E se gli ultras del Frosinone e della Viterbese nel Lazio sono impegnati dal primo minuto nella partita degli aiuti, è nella Capitale che si concentrano gli sforzi. Quella capitolina è forse la rivalità più accesa nelle stracittadine calcistiche ma la sfida, spesso dura e senza esclusione di colpi, ora si è spostata dal campo di gioco a quello della generosità.
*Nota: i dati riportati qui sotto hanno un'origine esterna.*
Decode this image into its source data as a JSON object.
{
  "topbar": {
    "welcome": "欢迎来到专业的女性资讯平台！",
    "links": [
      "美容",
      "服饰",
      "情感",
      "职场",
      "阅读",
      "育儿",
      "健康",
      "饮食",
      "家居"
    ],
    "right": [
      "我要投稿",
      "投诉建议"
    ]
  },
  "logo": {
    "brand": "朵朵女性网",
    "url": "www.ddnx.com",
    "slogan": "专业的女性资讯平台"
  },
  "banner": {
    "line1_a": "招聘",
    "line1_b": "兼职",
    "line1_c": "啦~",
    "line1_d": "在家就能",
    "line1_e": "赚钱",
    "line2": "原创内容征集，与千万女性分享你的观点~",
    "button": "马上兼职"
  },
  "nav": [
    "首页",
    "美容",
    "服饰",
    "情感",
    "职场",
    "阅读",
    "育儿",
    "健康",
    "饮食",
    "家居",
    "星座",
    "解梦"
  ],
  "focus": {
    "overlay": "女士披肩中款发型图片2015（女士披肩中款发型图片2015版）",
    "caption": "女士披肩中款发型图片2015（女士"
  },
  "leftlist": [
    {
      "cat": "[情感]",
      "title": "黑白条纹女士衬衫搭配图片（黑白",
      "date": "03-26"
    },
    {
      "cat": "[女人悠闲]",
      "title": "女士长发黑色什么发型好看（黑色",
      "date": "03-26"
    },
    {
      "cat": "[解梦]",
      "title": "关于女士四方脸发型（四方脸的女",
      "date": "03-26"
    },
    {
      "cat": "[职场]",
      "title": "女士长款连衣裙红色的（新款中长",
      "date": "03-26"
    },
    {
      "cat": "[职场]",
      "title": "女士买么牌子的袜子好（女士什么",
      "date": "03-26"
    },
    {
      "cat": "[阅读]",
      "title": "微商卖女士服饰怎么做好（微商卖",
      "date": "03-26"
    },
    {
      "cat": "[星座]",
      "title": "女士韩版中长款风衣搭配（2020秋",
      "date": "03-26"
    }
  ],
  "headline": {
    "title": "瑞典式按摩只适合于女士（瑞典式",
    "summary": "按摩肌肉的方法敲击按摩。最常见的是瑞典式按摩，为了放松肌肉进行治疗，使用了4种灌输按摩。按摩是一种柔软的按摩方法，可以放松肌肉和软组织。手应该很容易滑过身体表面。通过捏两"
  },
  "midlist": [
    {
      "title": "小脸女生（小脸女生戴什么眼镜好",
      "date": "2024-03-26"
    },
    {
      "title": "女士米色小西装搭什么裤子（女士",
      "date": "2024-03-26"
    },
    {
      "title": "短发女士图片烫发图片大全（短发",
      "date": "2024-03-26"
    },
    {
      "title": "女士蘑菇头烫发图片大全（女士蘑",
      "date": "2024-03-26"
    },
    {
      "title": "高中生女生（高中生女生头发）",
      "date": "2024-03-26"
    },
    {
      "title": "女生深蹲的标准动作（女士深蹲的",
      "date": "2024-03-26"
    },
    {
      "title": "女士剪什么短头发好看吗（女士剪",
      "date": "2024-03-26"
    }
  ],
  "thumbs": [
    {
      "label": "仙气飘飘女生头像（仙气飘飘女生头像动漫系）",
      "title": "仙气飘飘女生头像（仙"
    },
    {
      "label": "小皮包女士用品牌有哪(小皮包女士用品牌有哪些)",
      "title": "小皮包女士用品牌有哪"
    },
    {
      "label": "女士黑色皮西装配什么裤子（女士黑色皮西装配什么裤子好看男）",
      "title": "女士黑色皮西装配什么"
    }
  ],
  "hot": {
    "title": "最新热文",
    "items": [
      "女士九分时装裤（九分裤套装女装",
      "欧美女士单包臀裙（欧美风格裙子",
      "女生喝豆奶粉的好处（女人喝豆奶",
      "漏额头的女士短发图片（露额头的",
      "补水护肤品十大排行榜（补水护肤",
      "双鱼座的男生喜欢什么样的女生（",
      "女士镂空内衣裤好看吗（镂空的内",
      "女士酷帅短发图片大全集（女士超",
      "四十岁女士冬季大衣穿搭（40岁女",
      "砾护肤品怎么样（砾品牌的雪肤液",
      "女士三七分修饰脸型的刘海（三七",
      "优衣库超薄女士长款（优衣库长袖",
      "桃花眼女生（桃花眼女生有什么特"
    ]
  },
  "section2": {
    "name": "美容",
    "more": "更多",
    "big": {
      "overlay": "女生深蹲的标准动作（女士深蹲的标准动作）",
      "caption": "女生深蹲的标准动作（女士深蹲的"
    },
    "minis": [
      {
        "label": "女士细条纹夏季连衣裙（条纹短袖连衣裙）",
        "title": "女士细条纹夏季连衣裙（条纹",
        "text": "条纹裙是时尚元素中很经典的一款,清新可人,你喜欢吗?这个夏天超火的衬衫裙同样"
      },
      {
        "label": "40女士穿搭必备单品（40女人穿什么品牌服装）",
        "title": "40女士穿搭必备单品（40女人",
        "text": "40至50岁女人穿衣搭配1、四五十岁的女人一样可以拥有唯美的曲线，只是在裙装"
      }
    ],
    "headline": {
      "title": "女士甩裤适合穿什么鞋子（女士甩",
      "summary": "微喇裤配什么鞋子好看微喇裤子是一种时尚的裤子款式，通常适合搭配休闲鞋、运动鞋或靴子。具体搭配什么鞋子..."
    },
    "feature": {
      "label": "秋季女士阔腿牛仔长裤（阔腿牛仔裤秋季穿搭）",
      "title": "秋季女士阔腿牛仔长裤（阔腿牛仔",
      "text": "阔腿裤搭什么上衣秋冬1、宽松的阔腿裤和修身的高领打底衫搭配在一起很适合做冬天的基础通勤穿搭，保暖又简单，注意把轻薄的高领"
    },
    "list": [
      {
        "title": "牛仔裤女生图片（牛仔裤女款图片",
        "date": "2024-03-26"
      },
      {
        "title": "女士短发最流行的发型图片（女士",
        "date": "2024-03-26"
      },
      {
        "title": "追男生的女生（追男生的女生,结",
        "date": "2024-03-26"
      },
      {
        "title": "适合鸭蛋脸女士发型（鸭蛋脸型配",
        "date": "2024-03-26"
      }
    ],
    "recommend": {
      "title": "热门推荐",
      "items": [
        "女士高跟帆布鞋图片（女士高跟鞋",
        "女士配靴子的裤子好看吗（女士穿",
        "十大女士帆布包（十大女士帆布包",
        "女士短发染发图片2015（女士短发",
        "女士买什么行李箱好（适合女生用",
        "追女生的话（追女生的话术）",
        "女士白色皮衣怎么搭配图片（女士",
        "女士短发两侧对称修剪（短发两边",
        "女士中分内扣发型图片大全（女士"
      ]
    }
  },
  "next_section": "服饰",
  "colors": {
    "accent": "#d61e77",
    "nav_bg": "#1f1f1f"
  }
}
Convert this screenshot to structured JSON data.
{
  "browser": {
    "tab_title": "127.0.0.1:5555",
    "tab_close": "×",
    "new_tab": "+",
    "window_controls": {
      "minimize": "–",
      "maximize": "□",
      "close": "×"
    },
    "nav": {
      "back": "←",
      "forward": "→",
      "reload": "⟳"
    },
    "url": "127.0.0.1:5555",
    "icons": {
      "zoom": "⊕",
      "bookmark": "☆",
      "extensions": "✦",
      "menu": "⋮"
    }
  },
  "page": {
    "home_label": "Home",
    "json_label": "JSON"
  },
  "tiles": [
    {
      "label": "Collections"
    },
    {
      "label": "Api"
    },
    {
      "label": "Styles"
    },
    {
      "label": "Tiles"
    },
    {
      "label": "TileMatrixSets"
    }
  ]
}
I tifosi della Lazio del S.S. Lazio Tibur Crew hanno organizzato una raccolta di generi alimentari di prima necessità, mentre i gruppi della curva Nord biancoceleste hanno avviato una raccolta fondi destinata all’ospedale San Paolo di Civitavecchia. La sponda giallorossa della Capitale però non poteva certo stare a guardare l’attivismo laziale senza rispondere colpo su colpo: la società giallorossa ha avviato una raccolta fondi con i suoi tifosi (rinunciando ai rimborsi dei biglietti delle sfide di Europa League e attraverso le donazioni si è arrivati ad oltre 500.000 euro a sostegno dell’ospedale Spallanzani, eccellenza nazionale nello studio delle malattie infettive), oltre alla consegna di pacchi con beni di prima necessità agli abbonati over 75, offerti dall’A.S. Roma e consegnati dagli stessi ultras volontari. Inoltre la società romanista ha lanciato in queste ore un’altra iniziativa: ha messo a disposizione il call center del club per gli abbonati over 60 per aiutarli nell’acquisto di generi alimentari e farmacologici senza farli uscire di casa, oltre ad un’asta di beneficenza di 500 maglie in edizione limitata che presenteranno il logo della campagna “ASsieme”.

E Napoli? Napoli è come al solito “anema e core”. Gli ultras della Curva B hanno comprato beni di prima necessità per alcuni quartieri ed hanno attivato una campagna donazioni per l’ospedale Cotugno, oltre ad aver annunciato la volontà di destinare il rimborso per i biglietti della partita di Champion’s League, Barcellona-Napoli, per attività benefiche in occasione dell’emergenza Coronavirus. Iniziative benefiche sono state lanciate inoltre dai loro storici rivali della Salernitana, della Curva Nord del Bari e del Palermo. A riprova che l’emergenza ha unito tutti in un unico sforzo. Esemplare in questo caso è l’iniziativa delle tifoserie delle squadre calabresi della Reggina 1914, dell’U.S. Catanzaro Calcio 1929, dell’U.S. Vibonese 1928 e del Rende Calcio 1968 che hanno unito i loro sforzi in una raccolta di fondi a sostegno delle migliaia di famiglie calabresi in difficoltà in un momento di grave crisi economica e sanitaria, grazie all’iniziativa de”Il biglietto solidale”, al costo di 5 euro. Contrasti e rivalità sono state superate per dare “un calcio al coronavirus”.

Alla luce di tutti questi esempi, possiamo vedere chiaramente qual è il lato migliore del movimento ultras: l’amore. Il tifo è infatti amore e sacrificio, senza tornaconto, senza secondi fini. Nella curva si crea un rapporto di vera fratellanza interclassista con la comunità del proprio territorio. In questa era di individualisti e menefreghisti, dove il sentimento altruista è additato come ingenuo e “buonista”, gli ultras sono sempre gli ultimi ribelli.